How Constraints Made My Product Better
Less is more.
It is a really overused phrase that has become a cliché, yet it still has not lost its relevance.
At some point, 'less is more' was exactly what the mobile‑first approach was about: first you build the mobile version of the site and only then the desktop one. That shift opened the era of the mobile web. Now, if a site or service does not have a proper mobile version, almost no one will use it and the product will never go mainstream.
Today, while building Saylify, I realized I have 'less is more' on steroids. First I built a full‑featured Telegram bot, then a Telegram Mini App (basically mobile‑first), and only now I am building a Web App. And here is what is interesting: since I had almost no way to control the bot interface (the max you get is button layouts and commands), I had to win not through UI, but in other ways.
First, I designed all the necessary internal API endpoints. In practice, there is an endpoint for almost every action, instead of a monolith like I had before. This made it dramatically easier to build both the Telegram Mini App and the Web App.

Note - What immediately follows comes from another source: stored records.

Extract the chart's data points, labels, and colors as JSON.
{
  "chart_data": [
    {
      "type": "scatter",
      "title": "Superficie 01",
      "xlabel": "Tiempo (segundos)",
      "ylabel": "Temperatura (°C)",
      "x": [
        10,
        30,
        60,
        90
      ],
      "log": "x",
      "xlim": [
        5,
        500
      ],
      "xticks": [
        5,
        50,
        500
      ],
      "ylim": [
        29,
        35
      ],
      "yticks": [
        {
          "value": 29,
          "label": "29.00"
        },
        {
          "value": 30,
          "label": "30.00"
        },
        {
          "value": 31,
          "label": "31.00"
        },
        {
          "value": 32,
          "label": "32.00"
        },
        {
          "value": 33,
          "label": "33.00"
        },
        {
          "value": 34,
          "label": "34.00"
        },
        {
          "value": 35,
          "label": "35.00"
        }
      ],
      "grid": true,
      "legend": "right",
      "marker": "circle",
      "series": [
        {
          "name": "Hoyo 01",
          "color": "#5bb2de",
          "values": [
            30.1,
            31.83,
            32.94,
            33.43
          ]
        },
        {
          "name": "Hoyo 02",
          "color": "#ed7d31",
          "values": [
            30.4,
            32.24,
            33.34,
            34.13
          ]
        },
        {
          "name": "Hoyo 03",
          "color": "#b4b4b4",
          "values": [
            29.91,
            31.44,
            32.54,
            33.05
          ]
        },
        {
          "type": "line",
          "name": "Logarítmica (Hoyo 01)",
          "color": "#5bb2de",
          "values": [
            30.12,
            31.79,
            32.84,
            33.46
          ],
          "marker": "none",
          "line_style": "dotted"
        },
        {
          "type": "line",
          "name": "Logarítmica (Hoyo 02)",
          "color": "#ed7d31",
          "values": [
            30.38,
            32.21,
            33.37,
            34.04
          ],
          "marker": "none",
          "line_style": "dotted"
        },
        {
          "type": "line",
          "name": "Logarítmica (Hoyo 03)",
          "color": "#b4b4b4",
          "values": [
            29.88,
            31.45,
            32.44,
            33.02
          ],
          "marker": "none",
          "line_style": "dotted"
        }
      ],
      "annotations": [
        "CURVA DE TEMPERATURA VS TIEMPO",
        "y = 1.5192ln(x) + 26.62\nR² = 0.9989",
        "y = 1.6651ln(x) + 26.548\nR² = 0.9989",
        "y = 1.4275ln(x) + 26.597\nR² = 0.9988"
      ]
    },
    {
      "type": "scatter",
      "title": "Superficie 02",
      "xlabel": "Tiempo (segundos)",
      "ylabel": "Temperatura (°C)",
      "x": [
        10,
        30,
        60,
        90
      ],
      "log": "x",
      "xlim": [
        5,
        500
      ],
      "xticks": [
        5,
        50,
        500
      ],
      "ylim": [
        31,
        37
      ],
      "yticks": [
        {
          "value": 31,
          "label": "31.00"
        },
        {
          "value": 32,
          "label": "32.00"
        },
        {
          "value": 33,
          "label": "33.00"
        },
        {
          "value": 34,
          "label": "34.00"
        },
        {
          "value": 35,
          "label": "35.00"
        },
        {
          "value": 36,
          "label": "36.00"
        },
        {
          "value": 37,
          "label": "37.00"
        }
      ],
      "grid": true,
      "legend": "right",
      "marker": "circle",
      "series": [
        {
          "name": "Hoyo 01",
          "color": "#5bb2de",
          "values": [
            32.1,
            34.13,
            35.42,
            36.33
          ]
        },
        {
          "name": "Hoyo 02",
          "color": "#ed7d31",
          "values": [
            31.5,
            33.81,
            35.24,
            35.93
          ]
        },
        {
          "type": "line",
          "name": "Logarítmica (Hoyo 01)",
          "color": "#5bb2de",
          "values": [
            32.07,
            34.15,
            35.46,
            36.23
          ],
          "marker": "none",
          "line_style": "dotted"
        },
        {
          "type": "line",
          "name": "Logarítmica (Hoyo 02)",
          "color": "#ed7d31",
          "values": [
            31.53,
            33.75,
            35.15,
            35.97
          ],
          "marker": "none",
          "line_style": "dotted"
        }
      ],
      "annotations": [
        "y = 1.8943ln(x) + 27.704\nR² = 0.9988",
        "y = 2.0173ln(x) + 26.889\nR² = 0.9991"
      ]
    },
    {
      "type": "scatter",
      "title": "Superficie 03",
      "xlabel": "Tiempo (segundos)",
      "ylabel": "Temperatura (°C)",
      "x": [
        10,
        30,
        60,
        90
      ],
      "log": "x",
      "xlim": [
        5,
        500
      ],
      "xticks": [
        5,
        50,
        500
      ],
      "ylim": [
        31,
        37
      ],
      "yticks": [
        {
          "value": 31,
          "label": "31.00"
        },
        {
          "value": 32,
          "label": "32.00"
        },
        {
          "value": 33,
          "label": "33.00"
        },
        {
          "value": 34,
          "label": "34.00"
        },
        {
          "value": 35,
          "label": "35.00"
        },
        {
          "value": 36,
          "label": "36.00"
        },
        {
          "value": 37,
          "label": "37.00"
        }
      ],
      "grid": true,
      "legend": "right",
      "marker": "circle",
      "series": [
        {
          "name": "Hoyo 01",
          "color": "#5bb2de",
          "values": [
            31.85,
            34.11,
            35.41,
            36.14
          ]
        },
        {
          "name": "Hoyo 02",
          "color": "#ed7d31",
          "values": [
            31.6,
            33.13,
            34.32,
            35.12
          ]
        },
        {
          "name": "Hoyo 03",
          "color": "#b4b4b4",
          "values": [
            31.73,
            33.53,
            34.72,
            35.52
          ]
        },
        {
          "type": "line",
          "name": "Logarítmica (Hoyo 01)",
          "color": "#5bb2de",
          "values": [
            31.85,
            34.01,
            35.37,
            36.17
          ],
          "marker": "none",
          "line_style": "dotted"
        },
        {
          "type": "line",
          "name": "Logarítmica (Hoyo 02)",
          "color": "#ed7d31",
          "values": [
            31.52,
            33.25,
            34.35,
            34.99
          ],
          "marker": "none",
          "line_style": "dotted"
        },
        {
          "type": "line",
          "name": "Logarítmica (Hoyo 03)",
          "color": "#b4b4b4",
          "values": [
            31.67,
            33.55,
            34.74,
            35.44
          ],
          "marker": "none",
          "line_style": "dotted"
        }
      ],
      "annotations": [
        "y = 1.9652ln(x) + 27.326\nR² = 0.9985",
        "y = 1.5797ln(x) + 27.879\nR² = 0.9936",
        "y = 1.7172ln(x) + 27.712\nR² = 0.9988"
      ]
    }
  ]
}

Second, the logical architecture is now polished to 100%. For example: there is a translation of the transcript, and when you call `summary`, what should happen? Summarize the translation, or summarize the original and then translate the result? The answer to questions like this is now the same everywhere, which gives predictability.
Third, as I build the Web App now, I am getting huge satisfaction because the constraints are almost gone. Streaming responses from the OpenAI API? Sure. Time zone calculations on the client? Of course. Clear callbacks for every event? No problem, especially since they are already implemented in the internal API.
So, constraints are not always bad. Sometimes they help you make the product more logical, stable and understandable, both for yourself and for the end user.